Шрифт:
Интервал:
Закладка:
— Дверь закрыть?
— Если тебе не мешает спать лунный свет, то не закрывай. Пусть идет свежий воздух… Зия так спать не мог.
Ахмед остался в кальсонах и фланелевой майке.
Колючее одеяло колет Измаилу подбородок. Через тринадцать лет, зимой 1938 года, Измаила будут содержать шесть месяцев в одиночке анкарской военной тюрьмы. В каменной комнате, которую называют камерой. На окнах — железные решетки, стекол нет. Внутрь наметает снега. Пол — цементный. Измаил будет вспоминать эту ночь — как одеяло кололо ему подбородок и как у Ахмеда все не получалось задуть лампу.
— Ахмед, ну убавь ты этот фитиль.
Ахмед наконец погасил лампу, дунув на нее и не трогая фитиль.

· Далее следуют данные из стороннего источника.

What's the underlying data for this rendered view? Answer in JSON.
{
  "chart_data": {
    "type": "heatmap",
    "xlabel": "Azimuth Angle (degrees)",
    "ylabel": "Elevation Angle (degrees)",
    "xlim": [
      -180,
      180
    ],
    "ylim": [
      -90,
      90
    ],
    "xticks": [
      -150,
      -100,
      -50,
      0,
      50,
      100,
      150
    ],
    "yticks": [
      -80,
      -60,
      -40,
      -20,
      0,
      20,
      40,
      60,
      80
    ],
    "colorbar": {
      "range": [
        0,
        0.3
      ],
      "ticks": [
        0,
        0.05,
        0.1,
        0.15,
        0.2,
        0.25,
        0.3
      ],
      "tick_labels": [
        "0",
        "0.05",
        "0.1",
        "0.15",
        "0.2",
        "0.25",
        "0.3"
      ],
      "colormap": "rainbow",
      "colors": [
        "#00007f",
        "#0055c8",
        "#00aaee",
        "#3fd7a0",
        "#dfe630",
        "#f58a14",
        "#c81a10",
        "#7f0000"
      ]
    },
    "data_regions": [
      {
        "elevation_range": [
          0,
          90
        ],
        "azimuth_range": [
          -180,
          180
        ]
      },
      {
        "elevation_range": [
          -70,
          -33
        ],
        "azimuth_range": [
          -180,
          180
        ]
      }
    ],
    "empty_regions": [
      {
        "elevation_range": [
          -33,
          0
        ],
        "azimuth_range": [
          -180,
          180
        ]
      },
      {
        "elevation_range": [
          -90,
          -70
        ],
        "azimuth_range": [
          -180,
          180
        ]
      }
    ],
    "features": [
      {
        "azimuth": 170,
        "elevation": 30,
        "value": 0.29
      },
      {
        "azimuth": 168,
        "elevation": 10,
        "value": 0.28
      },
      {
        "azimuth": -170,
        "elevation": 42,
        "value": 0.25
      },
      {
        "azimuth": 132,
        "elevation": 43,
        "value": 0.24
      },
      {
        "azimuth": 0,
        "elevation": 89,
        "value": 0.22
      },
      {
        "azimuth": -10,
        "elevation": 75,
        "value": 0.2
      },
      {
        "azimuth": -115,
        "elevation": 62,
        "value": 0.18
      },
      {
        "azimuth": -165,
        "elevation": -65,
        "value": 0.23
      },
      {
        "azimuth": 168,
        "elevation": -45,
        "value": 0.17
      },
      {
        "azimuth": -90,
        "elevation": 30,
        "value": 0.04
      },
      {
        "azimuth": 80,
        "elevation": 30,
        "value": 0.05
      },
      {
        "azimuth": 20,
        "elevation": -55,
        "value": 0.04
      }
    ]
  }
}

Лунный свет льется внутрь сквозь открытую дверь. Измаил тихонько похрапывает. А насос все гудит и гудит, гудит и гудит.
Ахмед повернулся на один бок, на другой бок, сильно зажмурился и открыл глаза. Сел в постели. Лунный свет бил во всю силу в лицо. А насос все гудит и гудит, гудит и гудит. В Юскюдаре, в дедовом ялы, я тоже сидел в постели и слушал, со сжимавшимся сердцем, как ночь разбивает шум моторных баркасов, уходивших в бесконечный путь.
Ахмед встал и из кармана брошенных на плетеную табуретку брюк достал сигареты и спички. Из заднего кармана чуть было не вывалился пистолет. Научиться стрелять не могу, а таскать приходится, черт побери. Он сел на пороге. Закурил сигарету. Тянувшееся вдаль шоссе вздрагивало от шума мотора.
Я сижу и, то и дело подняв голову, смотрю на голубоглазую девушку, которая, как я, чистит картошку. Время — около полудня. На Москву падает снег, но на университетской кухне очень жарко. Почему же девушка напротив меня не снимает платок, которым обмотаны ее голова и плечи? Слева от меня мой преподаватель политэкономии; справа — Хюсейн-заде из Ирана, студент; рядом с ним китаец Си-я-у, тоже студент; рядом с ним — жена нашего ректора, она напоминает бисквит, в который явно переложили яиц и соды; рядом с ней какой-то незнакомец, должно быть русский, это ясно по его носу; и затем — та голубоглазая девушка, на которую я поглядываю; потом — Петросян, секретарь университетской партийной ячейки, в косоворотке со значком в виде красного знамени на груди; все мы, дежурные по кухне, сидим вокруг огромного бака на деревянных табуретках. Мы достаем из мешков картофелины, все в буграх и в земле, черт бы их побрал, и, почистив, бросаем в ведро. Время от времени двое из нас уносят ведро и высыпают картошку в чан с водой.
— Твоя очередь, Ахмед.
Я встал.
Си-я-у повернулся к голубоглазой девушке:
— И твоя тоже, Аннушка.
Она встала. Оказывается, она высокая. Мы оба взялись за ведро, с одной стороны — она, с другой — я. Я не рассмотрел, какие у нее ноги. На ней были валенки. Мы высыпали ведро в чан. Она вымыла руки над раковиной. Длинные белоснежные руки с полными пальцами.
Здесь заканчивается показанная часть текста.